As the two girls form an unlikely friendship, the uptight and pushy Noemi and the friendly if manipulative Michel hatch a plan to save Anouk’s soul before she dies. This involves doing all sorts of things that they ought not do, but Michel is able to convince Noemi of the nobility of their minor transgressions. The studious Noemi eventually peers into the Kaballah for help. In spite of its recent popularity among Hollywood-types, the Kaballah is among the most sacred and secret of Jewish teachings, and is considered unsuitable knowledge for all but the most advanced scholars of Jewish lore. Noemi, possessing a far deeper depth of knowledge than even her adult male superiors, is able to use the Kaballah to forge rituals that actually seem to help Anouk.
This is where this film starts to split off into three different tangents. First, we have Noemi exceeding her mandated boundaries, rejecting her uptight prat of an arranged fiancee, finding ambition to be the first-ever female Rabbi, and out-traditioning the most staid of traditionalists. Her rebelliousness isn’t in a rejection of her beliefs; she rebels because she isn’t allowed by tradition to take her faith far enough.

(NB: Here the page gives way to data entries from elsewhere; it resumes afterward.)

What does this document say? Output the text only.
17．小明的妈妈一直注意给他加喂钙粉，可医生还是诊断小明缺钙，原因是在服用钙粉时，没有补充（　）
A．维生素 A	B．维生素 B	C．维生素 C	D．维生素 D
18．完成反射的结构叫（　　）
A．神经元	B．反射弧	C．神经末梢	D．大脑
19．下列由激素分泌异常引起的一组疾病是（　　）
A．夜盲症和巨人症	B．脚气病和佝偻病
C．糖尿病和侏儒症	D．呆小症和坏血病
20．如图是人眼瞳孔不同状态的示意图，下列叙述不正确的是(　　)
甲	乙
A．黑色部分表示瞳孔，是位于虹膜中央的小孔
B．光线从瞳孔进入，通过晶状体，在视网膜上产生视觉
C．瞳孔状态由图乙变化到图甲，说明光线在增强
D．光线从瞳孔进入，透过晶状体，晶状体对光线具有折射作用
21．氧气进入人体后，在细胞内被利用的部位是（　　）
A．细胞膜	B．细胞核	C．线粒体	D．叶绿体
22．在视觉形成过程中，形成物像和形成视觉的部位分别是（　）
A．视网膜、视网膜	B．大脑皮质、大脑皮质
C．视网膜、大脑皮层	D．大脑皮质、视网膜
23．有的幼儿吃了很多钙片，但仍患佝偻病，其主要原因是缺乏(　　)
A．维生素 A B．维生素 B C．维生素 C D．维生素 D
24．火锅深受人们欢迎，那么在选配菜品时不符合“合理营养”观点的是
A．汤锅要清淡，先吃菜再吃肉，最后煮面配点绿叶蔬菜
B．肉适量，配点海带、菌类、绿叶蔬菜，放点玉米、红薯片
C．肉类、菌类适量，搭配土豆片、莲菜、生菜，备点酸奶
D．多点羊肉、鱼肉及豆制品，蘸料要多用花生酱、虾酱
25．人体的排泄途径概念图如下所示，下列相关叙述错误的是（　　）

Then, on the second tangent, we have these four girls and one woman performing this weird ritual magic in an attempt to help someone who has murdered her lover, abandoned her family, and allowed nudie bondage paintings painted of herself. They wrap themselves in burlap and torture themselves while chanting arcanities around a fire.
Finally we have the wholly unexpected development of a full-on lesbian relationship between Noemi and Michel. (Noemi justifies it: man-on-man is forbidden by Jewish law, but the holy books say nothing about girl-on-girl).
Thus we have a layered and complex story that deals, ultimately, with feminism in 21st-century Orthodox Judaism. Noemi insists on choosing her own lover (of whatever sex she desires), of being an equal scholar to any man, and to show kindness and compassion to whomever she needs to – in this case, someone who has a pretty questionable past and who isn’t even a Jew. Her character is interesting in that she doesn’t see herself as a rebel, and in fact does everything that she does strictly to the letter of Jewish law. Maintaining tradition is crucial for her, but Michel shows her just how flexible the definitions of tradition need to be in our modern world. Between their sapphic relationship, their aid of Anouk, and the boundary-pushing of Noemi’s studies, Noemi has committed no literal transgressions. She has found love (an emotion revered in Jewish tradition), helped the needy, and positioned herself to become a leading scholar. And yet it is the context of these accomplishments that eventually make her as much of an outcast as the free-spirited Michel and the tragic Anouk are.
The film avoids a predictable Hollywood-type ending where everyone ends up with what they want. In fact, it could be argued that Noemi’s eventual fate is a punishment for her modern liberal behavior, but I preferred to see it as real life taking its course, and challenging her in ways that might only serve to strengthen her convictions in doing things her own way, on her own.